Posted by: mrtweeds | November 12, 2008

imperfections-in the land of doors

probably one of the first things you notice when you spend any significant amount of time in our house (after the crazy amounts of toys, disenchanted animals, and plethora of books littering the premises) is that pretty much no two doors in this house are exactly alike. the door knobs, latches, pulls, and what-have-you are all original to the house (as far as we know…) and they are all different.

some are simple, hand forged latches. this makes it difficult to child-proof, as at a very young age it’s easy to figure out “lift up=escape”.

door-latch1

and when it comes to knobs, we have painted wooden knobs, we have stained wooden knobs, we have metal knobs. but this one is my favorite:

front-door1

this is our front door. as you can see, our security system is really quite advanced. but the best thing about this, as you may notice, is that it’s upside down. see the keyhole up top there? pretty sure that it’s supposed to be the other way around. i read once that people used to install keyholes upside down because evil spirits trying to get into your house would be confused and become trapped in there, never making their way into your life. now THAT’S a good security system. the other theory is that somebody ordered the wrong hardware (or installed the door hinges on the wrong side) and instead of remedying the situation they just installed the knob and lock hardware upside down. either way, it suits the house. and me.

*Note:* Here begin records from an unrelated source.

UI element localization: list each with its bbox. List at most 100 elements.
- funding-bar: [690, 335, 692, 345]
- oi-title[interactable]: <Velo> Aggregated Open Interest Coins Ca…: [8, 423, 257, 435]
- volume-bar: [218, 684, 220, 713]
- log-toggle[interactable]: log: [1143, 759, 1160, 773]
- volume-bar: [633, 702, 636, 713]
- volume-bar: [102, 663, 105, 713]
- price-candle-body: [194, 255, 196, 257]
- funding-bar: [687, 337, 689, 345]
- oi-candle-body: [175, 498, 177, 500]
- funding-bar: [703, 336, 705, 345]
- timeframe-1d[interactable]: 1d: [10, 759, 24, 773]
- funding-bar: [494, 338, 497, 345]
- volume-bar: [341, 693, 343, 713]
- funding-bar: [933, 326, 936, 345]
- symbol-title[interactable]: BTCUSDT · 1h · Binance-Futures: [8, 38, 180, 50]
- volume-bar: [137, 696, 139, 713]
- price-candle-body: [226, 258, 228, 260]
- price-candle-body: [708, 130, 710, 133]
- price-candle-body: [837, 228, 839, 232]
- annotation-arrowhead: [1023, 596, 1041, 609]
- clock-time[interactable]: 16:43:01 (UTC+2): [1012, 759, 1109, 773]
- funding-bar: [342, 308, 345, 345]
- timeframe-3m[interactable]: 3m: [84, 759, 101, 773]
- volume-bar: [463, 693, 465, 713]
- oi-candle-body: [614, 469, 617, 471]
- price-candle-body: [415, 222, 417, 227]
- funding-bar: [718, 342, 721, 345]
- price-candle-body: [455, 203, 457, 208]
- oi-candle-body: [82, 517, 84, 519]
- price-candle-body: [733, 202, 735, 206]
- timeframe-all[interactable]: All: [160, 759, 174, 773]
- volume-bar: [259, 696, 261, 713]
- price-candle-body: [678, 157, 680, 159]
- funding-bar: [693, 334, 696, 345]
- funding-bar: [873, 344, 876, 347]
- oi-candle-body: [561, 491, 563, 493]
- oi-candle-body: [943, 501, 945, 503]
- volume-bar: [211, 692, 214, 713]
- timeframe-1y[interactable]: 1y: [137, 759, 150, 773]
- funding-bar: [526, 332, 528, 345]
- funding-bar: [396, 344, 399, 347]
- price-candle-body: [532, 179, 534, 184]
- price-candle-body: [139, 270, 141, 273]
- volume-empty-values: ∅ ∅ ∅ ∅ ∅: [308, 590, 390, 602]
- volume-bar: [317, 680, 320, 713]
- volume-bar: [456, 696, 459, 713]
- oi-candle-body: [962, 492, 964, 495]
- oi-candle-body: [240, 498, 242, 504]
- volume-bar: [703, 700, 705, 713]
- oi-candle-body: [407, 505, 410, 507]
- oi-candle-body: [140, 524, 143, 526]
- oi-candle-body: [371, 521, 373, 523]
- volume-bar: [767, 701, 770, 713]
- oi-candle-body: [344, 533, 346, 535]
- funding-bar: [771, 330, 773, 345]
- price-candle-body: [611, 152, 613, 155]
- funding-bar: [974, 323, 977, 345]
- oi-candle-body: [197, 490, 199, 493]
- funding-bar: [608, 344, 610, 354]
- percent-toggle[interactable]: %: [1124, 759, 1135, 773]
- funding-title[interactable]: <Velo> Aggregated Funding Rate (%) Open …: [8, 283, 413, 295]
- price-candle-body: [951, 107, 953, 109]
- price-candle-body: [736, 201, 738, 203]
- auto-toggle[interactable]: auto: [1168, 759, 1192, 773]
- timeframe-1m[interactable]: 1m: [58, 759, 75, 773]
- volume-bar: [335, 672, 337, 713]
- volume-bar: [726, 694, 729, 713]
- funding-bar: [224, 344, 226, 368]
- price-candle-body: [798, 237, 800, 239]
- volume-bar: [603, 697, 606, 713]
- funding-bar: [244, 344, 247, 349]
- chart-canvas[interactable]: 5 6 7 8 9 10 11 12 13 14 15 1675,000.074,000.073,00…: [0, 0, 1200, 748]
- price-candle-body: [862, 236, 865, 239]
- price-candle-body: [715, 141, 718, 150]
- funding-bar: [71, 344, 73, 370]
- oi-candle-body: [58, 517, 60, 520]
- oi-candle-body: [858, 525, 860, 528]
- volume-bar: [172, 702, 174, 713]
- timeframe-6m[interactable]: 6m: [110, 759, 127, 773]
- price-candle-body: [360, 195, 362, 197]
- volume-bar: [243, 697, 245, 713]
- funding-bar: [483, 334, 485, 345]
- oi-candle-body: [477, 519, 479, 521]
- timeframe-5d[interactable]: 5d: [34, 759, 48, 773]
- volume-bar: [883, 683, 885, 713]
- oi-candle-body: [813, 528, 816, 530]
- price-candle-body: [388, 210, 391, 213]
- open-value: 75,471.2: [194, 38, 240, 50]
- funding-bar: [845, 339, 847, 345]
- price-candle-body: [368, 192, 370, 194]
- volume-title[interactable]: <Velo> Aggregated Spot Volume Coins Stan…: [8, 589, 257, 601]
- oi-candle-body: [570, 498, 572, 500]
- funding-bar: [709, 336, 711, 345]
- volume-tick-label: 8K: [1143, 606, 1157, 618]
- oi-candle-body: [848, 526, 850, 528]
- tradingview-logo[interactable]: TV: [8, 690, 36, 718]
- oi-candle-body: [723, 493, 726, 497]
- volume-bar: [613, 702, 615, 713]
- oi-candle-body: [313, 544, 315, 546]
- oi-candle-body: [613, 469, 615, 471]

and then there are the bottoms of the doors. the one thing the doors do have in common is this:

gap

oh, the gaps. this consistently cracks me up. over the years the doors have been trimmed to better hang, open, and close. which, to be honest, is a good thing for doors to be able to do. but whether the floor has settled, the house has settled, or somebody was just a really bad judge of straight cuts, we have gaps at the bottoms of all our doors. they’re not even gaps, they are completely random. some start out at a quarter of an inch or so and end up at an inch and a half. or more.

and see that little bare spot in the corner there, where all the paint has been worn off? yep. that’s the spot where the cats stick their paws out and scratch at the door to let us know that they’ve been accidentally shut in a room. it’s not uncommon to walk by a door and see an entire cat leg sticking out from underneath a door, and if you get down on the floor and look, they will take a swipe at you. seriously. you’ve been warned.

and then, last but not least, there’s the widest door in our house:

door

it’s noticably wider than the other doors, but it’s such a friendly thing, isn’t it? okay, so it’s not used particularly often (note the dutchman’s pipe which has overgrown on the outside) but it’s still a nice, big door welcoming you into our home, ready to let visitors come visit…except that’s not why it’s the widest door in our house. it’s the widest door because it’s the “coffin” door.

legend has it that once upon a time those handy things called funeral homes weren’t so popular and people had wakes and funerals in their homes. BUT of course in order to do that there had to be a door wide enough to get a coffin through, thus the coffin door. and this is ours.

like i said, it’s not used that often anymore, and i’m thinking that that’s a good thing…no coffins piling up waiting to get in. but i do enjoy being able to tell people “come on in…let’s go through the coffin door, shall we?” how hospitable.

because once again, i’m pretty sure coffin doors are not regularly installed as normal features in newly constructed houses these days. and while the coffin door might swell a bit in the summer and be a bit drafty in the winter, i’ll take it any day of the week.